Indonesiakitanews.com – Penajam. Sekretaris Komisi I DPRD Kabupaten Penajam Paser Utara (PPU), Hariyono, menyatakan dukungannya terhadap pengembangan budidaya perikanan air tawar di wilayah tersebut. Dalam beberapa waktu terakhir, keinginan masyarakat untuk mengembangkan sektor ini semakin meningkat, sebagaimana disampaikan dalam agenda Serap Aspirasi (Reses) Masa Persidangan II DPRD PPU yang baru saja digelar. Permintaan ini muncul terutama karena kebutuhan konsumsi ikan lokal masih bergantung pada pasokan dari daerah lain, seperti Banjarmasin dan Samarinda. produsen sepatu di Majalengka
Menurut Hariyono, yang akrab disapa Ion, PPU memiliki potensi besar dalam budidaya perikanan air tawar. Meskipun konsumsi ikan air tawar di daerah ini masih tergolong rendah di pasar lokal, peluang pengembangannya tetap terbuka lebar.
“Peluang usaha perikanan air tawar sangat besar, tergantung bagaimana kita mengelolanya secara optimal. Kebutuhan ikan masih tinggi, dan ini menjadi kesempatan baik bagi masyarakat PPU untuk beralih dari perikanan tangkap ke perikanan budidaya,” ujarnya, Kamis (6/3/2025).

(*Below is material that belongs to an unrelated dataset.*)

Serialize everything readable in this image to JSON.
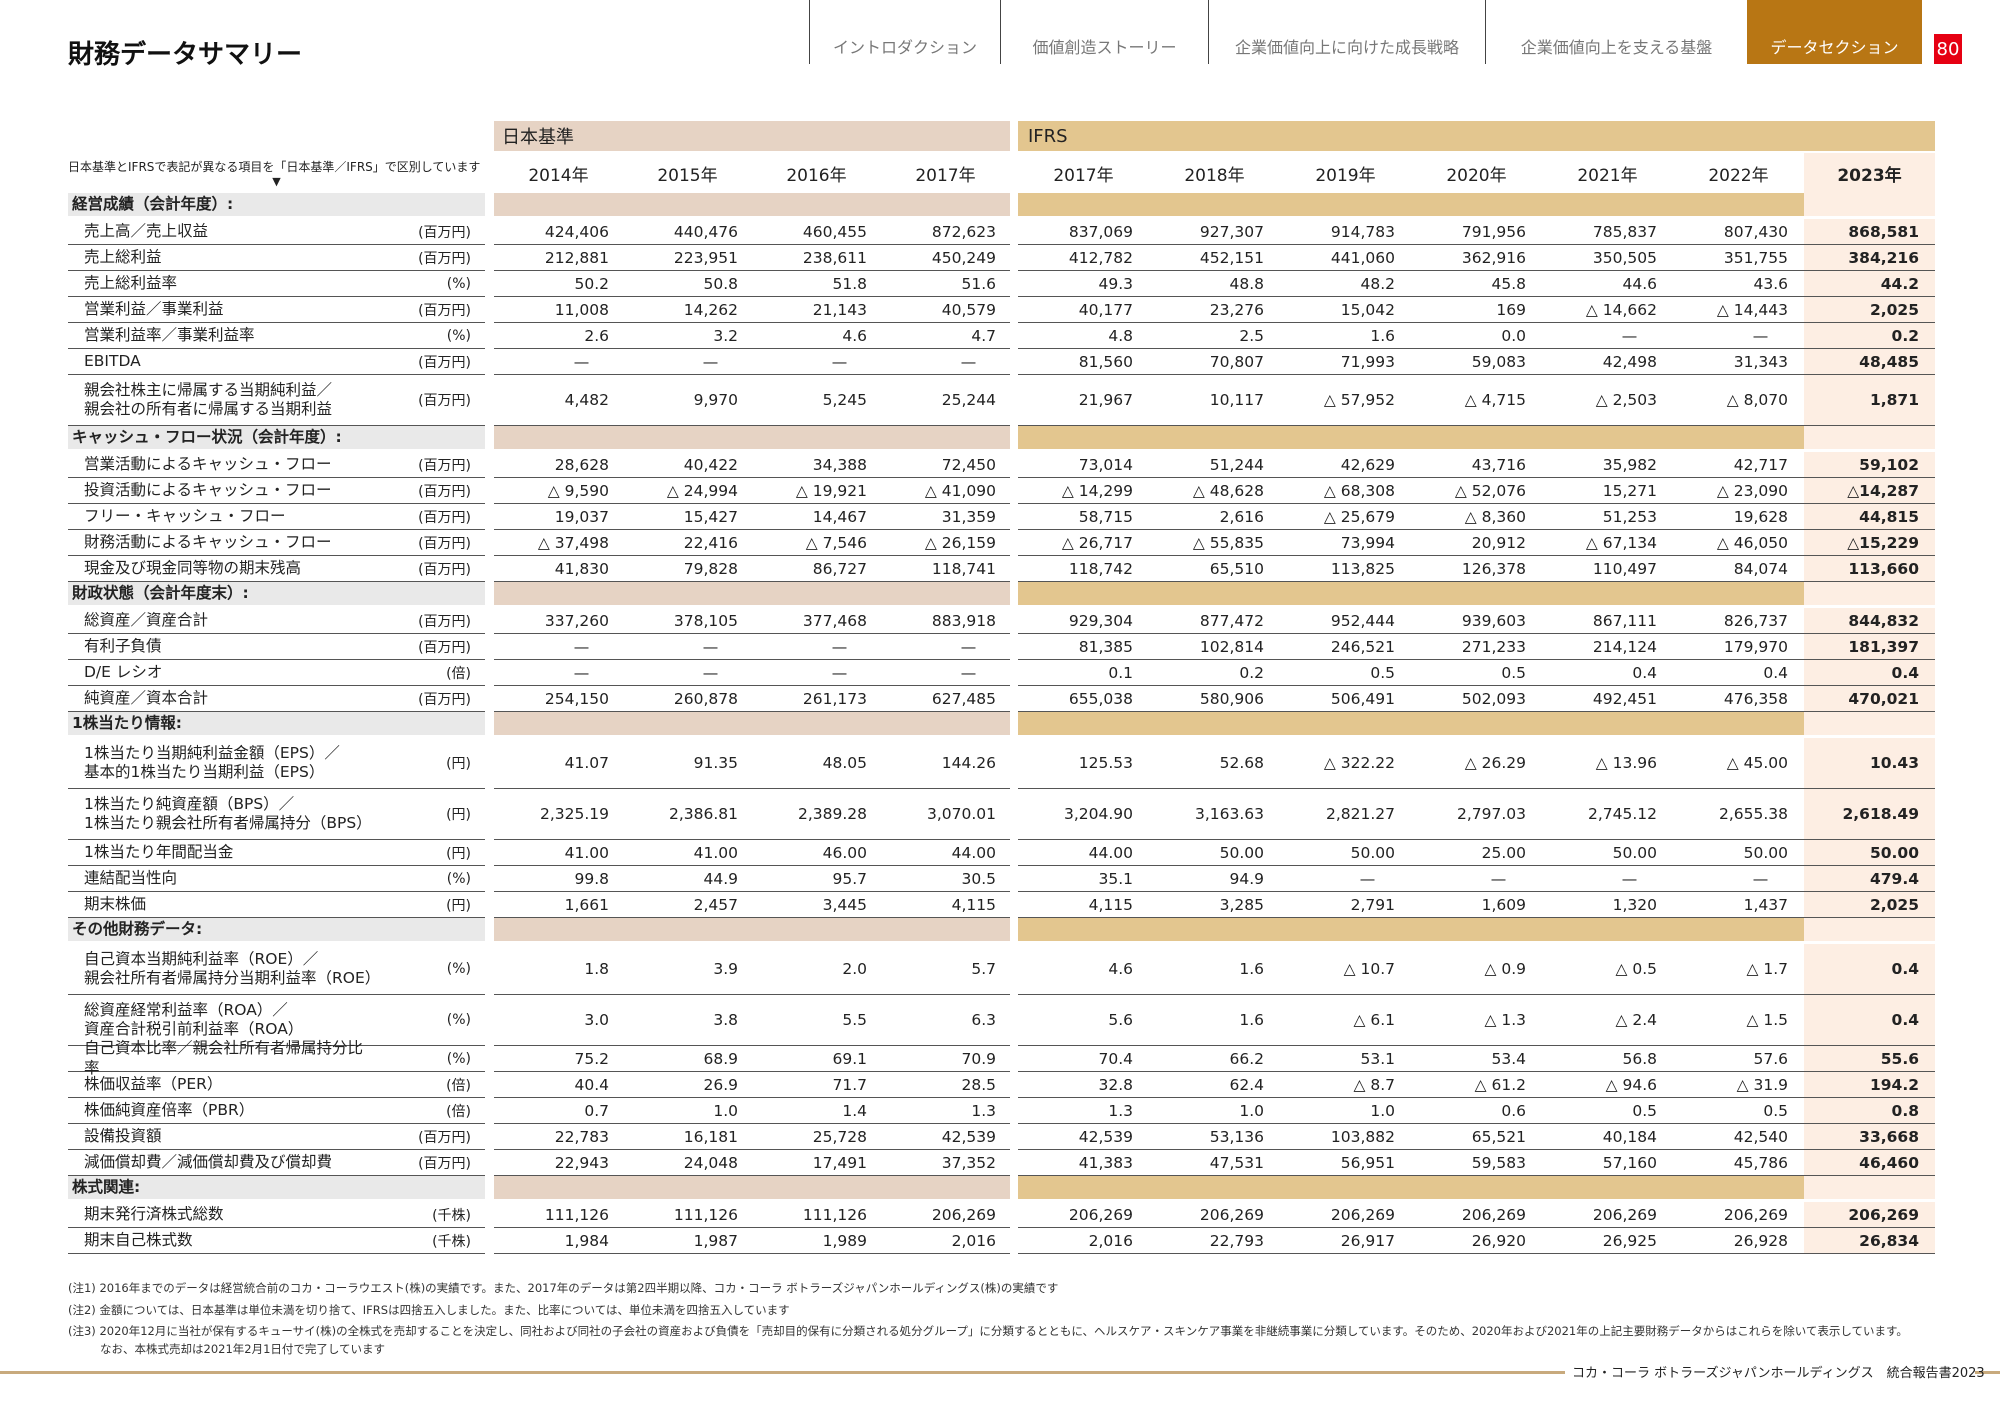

Ia juga menyoroti program peralihan dari perikanan tangkap ke budidaya ikan yang saat ini dijalankan oleh Dinas Perikanan. Program ini dinilai strategis dalam mendukung suplai ikan bagi Ibu Kota Nusantara (IKN), yang diperkirakan akan meningkatkan permintaan ikan di PPU.
Lebih lanjut, Hariyono menekankan bahwa dengan semakin berkurangnya hasil tangkapan ikan laut serta meningkatnya biaya operasional bagi nelayan, budidaya ikan air tawar dapat menjadi alternatif yang lebih menguntungkan. Namun, ia mengakui bahwa pemasaran hasil budidaya ikan masih menjadi tantangan utama yang harus diatasi.

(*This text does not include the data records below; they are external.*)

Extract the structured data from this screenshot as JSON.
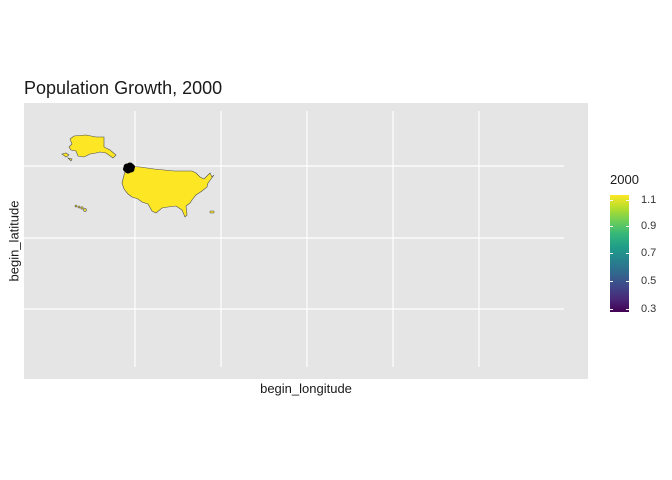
{
  "title": "Population Growth, 2000",
  "xlabel": "begin_longitude",
  "ylabel": "begin_latitude",
  "legend": {
    "title": "2000",
    "labels": [
      "1.1",
      "0.9",
      "0.7",
      "0.5",
      "0.3"
    ],
    "palette": "viridis"
  },
  "colors": {
    "panel_background": "#e5e5e5",
    "grid": "#ffffff",
    "state_fill": "#fde725",
    "state_border": "#4d4d4d",
    "points": "#000000"
  },
  "map": {
    "regions": [
      "contiguous-us",
      "alaska",
      "hawaii",
      "puerto-rico"
    ],
    "point_cluster": "black dots near the Pacific Northwest coast"
  }
}
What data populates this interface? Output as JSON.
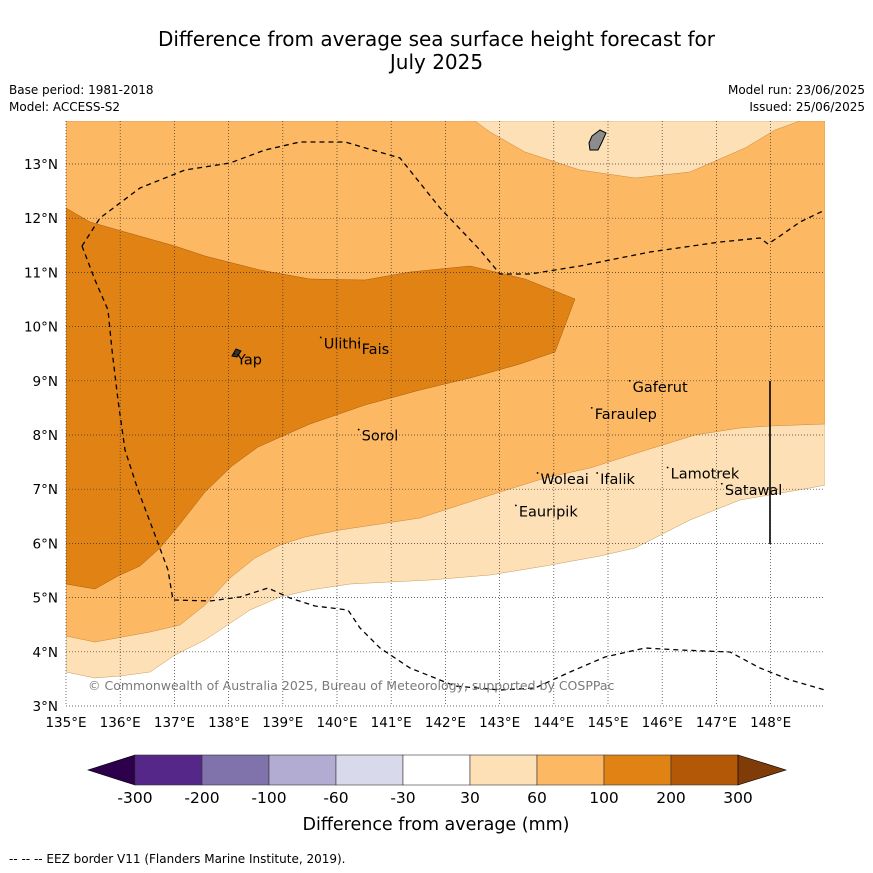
{
  "title_line1": "Difference from average sea surface height forecast for",
  "title_line2": "July 2025",
  "meta_left": {
    "base_period": "Base period: 1981-2018",
    "model": "Model: ACCESS-S2"
  },
  "meta_right": {
    "model_run": "Model run: 23/06/2025",
    "issued": "Issued: 25/06/2025"
  },
  "map": {
    "lon_range": [
      135,
      149
    ],
    "lat_range": [
      3,
      13.8
    ],
    "x_ticks": [
      "135°E",
      "136°E",
      "137°E",
      "138°E",
      "139°E",
      "140°E",
      "141°E",
      "142°E",
      "143°E",
      "144°E",
      "145°E",
      "146°E",
      "147°E",
      "148°E"
    ],
    "y_ticks": [
      "3°N",
      "4°N",
      "5°N",
      "6°N",
      "7°N",
      "8°N",
      "9°N",
      "10°N",
      "11°N",
      "12°N",
      "13°N"
    ],
    "grid": "dotted",
    "copyright": "© Commonwealth of Australia 2025, Bureau of Meteorology, supported by COSPPac",
    "places": [
      {
        "name": "Yap",
        "lon": 138.1,
        "lat": 9.5
      },
      {
        "name": "Ulithi",
        "lon": 139.7,
        "lat": 9.8
      },
      {
        "name": "Fais",
        "lon": 140.4,
        "lat": 9.7
      },
      {
        "name": "Sorol",
        "lon": 140.4,
        "lat": 8.1
      },
      {
        "name": "Gaferut",
        "lon": 145.4,
        "lat": 9.0
      },
      {
        "name": "Faraulep",
        "lon": 144.7,
        "lat": 8.5
      },
      {
        "name": "Woleai",
        "lon": 143.7,
        "lat": 7.3
      },
      {
        "name": "Ifalik",
        "lon": 144.8,
        "lat": 7.3
      },
      {
        "name": "Lamotrek",
        "lon": 146.1,
        "lat": 7.4
      },
      {
        "name": "Satawal",
        "lon": 147.1,
        "lat": 7.1
      },
      {
        "name": "Eauripik",
        "lon": 143.3,
        "lat": 6.7
      }
    ]
  },
  "colorbar": {
    "labels": [
      "-300",
      "-200",
      "-100",
      "-60",
      "-30",
      "30",
      "60",
      "100",
      "200",
      "300"
    ],
    "colors": [
      "#2d004b",
      "#542788",
      "#8073ac",
      "#b2abd2",
      "#d8daeb",
      "#ffffff",
      "#fee0b6",
      "#fdb863",
      "#e08214",
      "#b35806",
      "#7f3b08"
    ],
    "title": "Difference from average (mm)"
  },
  "footnote": "--  --  -- EEZ border V11 (Flanders Marine Institute, 2019)."
}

“Usaha budidaya ikan sudah berjalan, tapi kendala utamanya ada di pemasaran. Kita perlu memperluas pasar, baik untuk ikan segar maupun produk olahan yang memiliki nilai tambah,” jelasnya.
Ia juga menyoroti pentingnya kerja sama lintas sektor dalam mendukung pengembangan budidaya perikanan air tawar. Menurutnya, berbagai Organisasi Perangkat Daerah (OPD) seperti Dinas Perikanan, Dinas Koperasi, Usaha Kecil Menengah, Perindustrian dan Perdagangan (KUKM Perindag), Dinas Kebudayaan dan Pariwisata (Disbudpar), serta Dinas Komunikasi dan Informatika (Diskominfo) PPU perlu bekerja sama dalam mempromosikan produk perikanan daerah dan memperluas jangkauan pasar. alamat vendor sepatu
“Semua OPD terkait harus terlibat. Ini bukan hanya soal produksi, tetapi juga bagaimana kita mempromosikan produk ikan PPU ke masyarakat luas,” tambahnya.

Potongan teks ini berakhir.